The settlement is disturbing for the additional reason that it leaves costly uncertainty about what duties Wall Street players now have. This issue now becomes very important as the SEC must rule on the fiduciary duties of broker-dealers under Section 913 of Dodd-Frank.

As I testified in a Senate hearing (at 7-8) on whether to impose fiduciary duties on investment bankers:

If the facts are as alleged [in the Goldman complaint] and the non-disclosures are material, Goldman may be held liable under existing law and no new fiduciary duty is necessary to create an obligation to disclose. On the other hand, if Goldman did not breach an existing duty to disclose material facts, there is no apparent justification for holding Goldman liable under any theory, including a fiduciary theory. This is true whether or not Goldman can be deemed to have an interest that conflicts with that of its customer.

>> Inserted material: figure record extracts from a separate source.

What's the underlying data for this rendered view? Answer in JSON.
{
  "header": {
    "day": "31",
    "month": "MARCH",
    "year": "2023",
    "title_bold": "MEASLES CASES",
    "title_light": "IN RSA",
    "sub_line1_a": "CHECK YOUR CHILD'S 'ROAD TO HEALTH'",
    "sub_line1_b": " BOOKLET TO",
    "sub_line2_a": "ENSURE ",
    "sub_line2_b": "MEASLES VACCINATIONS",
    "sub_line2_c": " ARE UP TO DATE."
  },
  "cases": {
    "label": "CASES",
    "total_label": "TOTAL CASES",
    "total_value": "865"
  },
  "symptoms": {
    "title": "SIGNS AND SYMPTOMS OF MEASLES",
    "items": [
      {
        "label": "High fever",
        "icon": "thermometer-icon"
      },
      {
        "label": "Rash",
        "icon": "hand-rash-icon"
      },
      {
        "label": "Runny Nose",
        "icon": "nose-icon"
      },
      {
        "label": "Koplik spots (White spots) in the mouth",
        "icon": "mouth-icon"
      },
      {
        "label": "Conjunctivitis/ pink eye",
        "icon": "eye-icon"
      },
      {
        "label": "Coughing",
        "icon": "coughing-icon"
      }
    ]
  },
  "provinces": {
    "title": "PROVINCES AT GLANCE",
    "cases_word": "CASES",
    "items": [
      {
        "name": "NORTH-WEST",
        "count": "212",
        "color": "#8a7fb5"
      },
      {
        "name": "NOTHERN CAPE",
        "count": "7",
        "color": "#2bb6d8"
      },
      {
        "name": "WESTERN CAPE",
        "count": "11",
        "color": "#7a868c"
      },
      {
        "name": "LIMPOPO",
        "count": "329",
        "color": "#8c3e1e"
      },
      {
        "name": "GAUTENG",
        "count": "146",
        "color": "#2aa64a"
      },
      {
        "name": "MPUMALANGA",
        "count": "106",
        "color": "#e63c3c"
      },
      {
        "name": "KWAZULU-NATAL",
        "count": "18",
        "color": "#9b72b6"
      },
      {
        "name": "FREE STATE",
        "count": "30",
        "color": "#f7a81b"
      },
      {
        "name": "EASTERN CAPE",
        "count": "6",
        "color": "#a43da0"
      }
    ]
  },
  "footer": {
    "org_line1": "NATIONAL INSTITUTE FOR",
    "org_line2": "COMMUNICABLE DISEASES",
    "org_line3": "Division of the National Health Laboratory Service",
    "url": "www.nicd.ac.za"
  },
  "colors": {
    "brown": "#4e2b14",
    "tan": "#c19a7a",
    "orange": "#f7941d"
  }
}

More specifically, I asked soon after the complaint was brought:

[W]hat lesson should Wall Street take away from this case? What, exactly, does a bank in Goldman’s position have to disclose to a customer? The identity of another customer on the other side, as the complaint suggests? Only when that customer is somebody like Paulson. What does that mean? Only if the customer has selected the portfolio? What does that mean? Many deals are put together with buyers in mind. Suppose ACA (the collateral manager) assembles the portfolio here with Paulson in mind, and then Paulson says, “that’s for me. Now I’ll invest.” Is this more “material” than having Paulson take the initiative? Suppose they collaborate in putting the portfolio together?

What clues on all this can be gleaned from a settlement that involves a huge amount of money but only an admission of a “mistake”?

The bottom line is that this suit has proved to be no more than a common “strike” suit, no better than the sort of private securities class actions that triggered Congressional reform 15 years ago. Instead of attorneys’ fees, the SEC’s objective appears to have been purely political. In the end it extracted a ransom payment from Goldman so the firm could reclaim its reputation and get back to business.

The court must now review the settlement. It should take a cue from the dissenting Commissioners and reject it because of the puzzling and troubling inconsistency between the amount of the settlement and Goldman’s meaningless admissions. The SEC should have to prove exactly what Goldman did wrong. This will force Goldman to either litigate or make a meaningful settlement. Goldman is hardly an object of pity at this point. In any event, the issues here go far beyond Goldman to, among other things, the proper role and function of the SEC.

It is sad that the SEC not only cannot be trusted to find fraud, but that it can no longer be trusted to litigate and settle cases involving the supposed frauds that it finds. But this is where we find ourselves in the days following “financial reform.”